Placental arsenic concentrations in relation to both maternal and infant biomarkers of exposure in a US cohort
- Journal of exposure science & environmental epidemiology
- Published almost 3 years ago
Arsenic crosses the placenta and may have adverse consequences in utero and later in life. At present, little is known about arsenic concentrations in placenta and their relation to maternal and infant exposures particularly at common levels of exposure. We measured placenta arsenic in a US cohort potentially exposed via drinking water from private wells, and evaluated the relationships between placenta and maternal and infant biomarker arsenic concentrations. We measured total arsenic concentrations in placental samples from women enrolled in the New Hampshire Birth Cohort Study (N=766).
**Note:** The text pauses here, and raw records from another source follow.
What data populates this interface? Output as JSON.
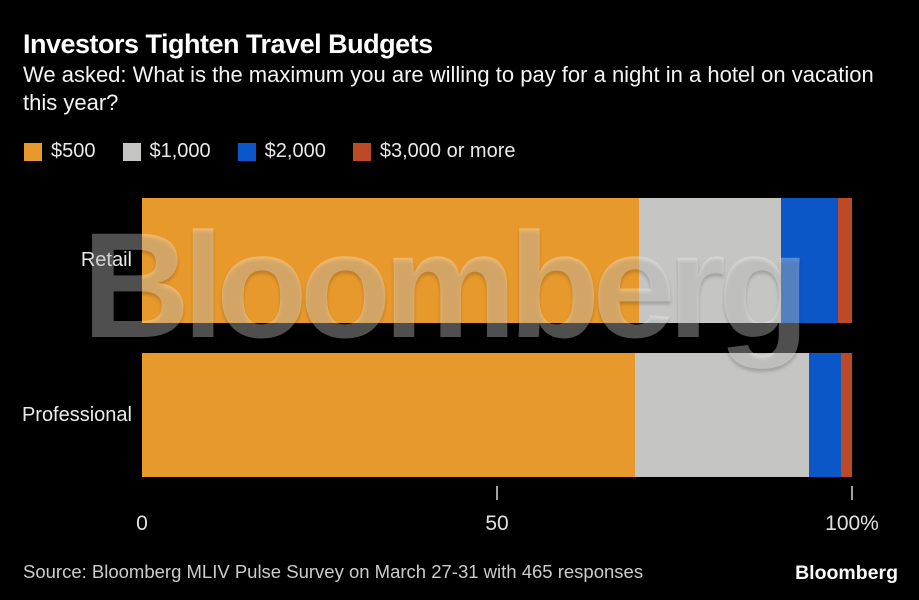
{
  "header": {
    "title": "Investors Tighten Travel Budgets",
    "subtitle": "We asked: What is the maximum you are willing to pay for a night in a hotel on vacation this year?"
  },
  "watermark": {
    "text": "Bloomberg"
  },
  "footer": {
    "source": "Source: Bloomberg MLIV Pulse Survey on March 27-31 with 465 responses",
    "logo": "Bloomberg"
  },
  "colors": {
    "background": "#000000",
    "orange": "#E8992C",
    "silver": "#C5C5C3",
    "blue": "#0B57C8",
    "rust": "#BC4A26",
    "tick": "#A2A2A2"
  },
  "chart_data": {
    "type": "bar",
    "orientation": "horizontal",
    "stacked": true,
    "unit": "percent",
    "title": "Investors Tighten Travel Budgets",
    "question": "We asked: What is the maximum you are willing to pay for a night in a hotel on vacation this year?",
    "categories": [
      "Retail",
      "Professional"
    ],
    "series": [
      {
        "name": "$500",
        "color": "#E8992C",
        "values": [
          70,
          69.5
        ]
      },
      {
        "name": "$1,000",
        "color": "#C5C5C3",
        "values": [
          20,
          24.5
        ]
      },
      {
        "name": "$2,000",
        "color": "#0B57C8",
        "values": [
          8,
          4.5
        ]
      },
      {
        "name": "$3,000 or more",
        "color": "#BC4A26",
        "values": [
          2,
          1.5
        ]
      }
    ],
    "x_axis": {
      "range": [
        0,
        100
      ],
      "tick_labels": [
        {
          "value": 0,
          "label": "0"
        },
        {
          "value": 50,
          "label": "50"
        },
        {
          "value": 100,
          "label": "100%"
        }
      ],
      "tick_marks": [
        50,
        100
      ]
    },
    "legend_position": "top",
    "grid": false
  }
}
We compared these data to maternal urinary arsenic (total arsenic and individual species) collected at approximately 24-28 week gestation, along with maternal post-partum toenails and infant toenails using non-parametric multivariate analysis of log10-transformed data. We also examined the association between placental arsenic and household drinking water arsenic. Placenta arsenic concentrations were related to arsenic concentrations in maternal urine (β 0.55, P value <0.0001), maternal (β 0.30, P value 0.0196) and infant toenails (β 0.40, P value 0.0293) and household drinking water (β 0.09, P value <0.0001). Thus, our data suggest that placenta arsenic concentrations reflect both maternal and infant exposures.Journal of Exposure Science and Environmental Epidemiology advance online publication, 25 March 2015; doi:10.1038/jes.2015.16.